The Monetary Authority of Singapore has sad that it will slow the rate at which the Singapore dollar will rise. The move by the MAS, which was unexpected, sent the currency down by as much as 1% against the US dollar. The regulator said the adjustment to its policy of gradual appreciation of the Singapore dollar was consistent with more benign inflation.


A low currency could provide a boost to companies that generate revenue abroad. These could include SingTel (SGX: Z74) and Dairy Farm (SGX: D01).

But could predictions of benign inflation be premature, given that Brent oil futures rose above US$49 a barrel? Speculators are hoping that prices may rebound following better US jobless numbers and a more encouraging outlook for the US economy. However, sceptics reckon that prices might only be rising because traders are buying and putting the oil into storage. But that can only continue until land storage becomes filled, they argue.

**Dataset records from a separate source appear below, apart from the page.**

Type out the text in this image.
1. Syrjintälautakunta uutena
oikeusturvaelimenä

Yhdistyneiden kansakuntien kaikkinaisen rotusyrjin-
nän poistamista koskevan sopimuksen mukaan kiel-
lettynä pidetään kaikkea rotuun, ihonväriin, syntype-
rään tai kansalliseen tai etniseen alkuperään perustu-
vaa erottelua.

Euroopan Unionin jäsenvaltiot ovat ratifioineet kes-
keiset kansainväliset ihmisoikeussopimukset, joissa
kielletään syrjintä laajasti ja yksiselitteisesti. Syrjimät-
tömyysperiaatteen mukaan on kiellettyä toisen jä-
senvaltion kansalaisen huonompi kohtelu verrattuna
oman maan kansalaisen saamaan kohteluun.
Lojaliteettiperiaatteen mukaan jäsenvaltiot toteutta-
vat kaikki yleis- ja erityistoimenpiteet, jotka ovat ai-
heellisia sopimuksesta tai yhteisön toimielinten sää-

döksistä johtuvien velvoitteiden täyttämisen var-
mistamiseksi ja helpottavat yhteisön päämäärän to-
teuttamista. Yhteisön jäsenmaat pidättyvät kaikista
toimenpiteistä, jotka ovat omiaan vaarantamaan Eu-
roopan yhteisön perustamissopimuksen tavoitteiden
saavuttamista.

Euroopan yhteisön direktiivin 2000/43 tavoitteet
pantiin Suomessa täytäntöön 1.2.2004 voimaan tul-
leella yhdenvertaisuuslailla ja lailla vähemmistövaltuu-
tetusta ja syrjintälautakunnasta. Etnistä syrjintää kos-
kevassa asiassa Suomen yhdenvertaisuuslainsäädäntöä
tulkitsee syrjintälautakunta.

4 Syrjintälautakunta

It was not the best of Decembers for Singapore’s manufacturers. Output by Singapore’s factories fell 1.9% last month compared to a year ago. According to the Economic Development Board, a decline in engineering transport and general manufacturing were the main culprits. Whilst the numbers were disappointing, they were not nearly as bad as the market had expected. Economists had pencilled a fall of as much as 4%.

Economists managed to get the unemployment numbers wrong in the US of A too. America said it has seen the fewest number of people file for unemployment benefits for 15 years in the week ended 24 January. The number, which came in at 265,000 was significantly lower than the 300,000 that economists had predicted.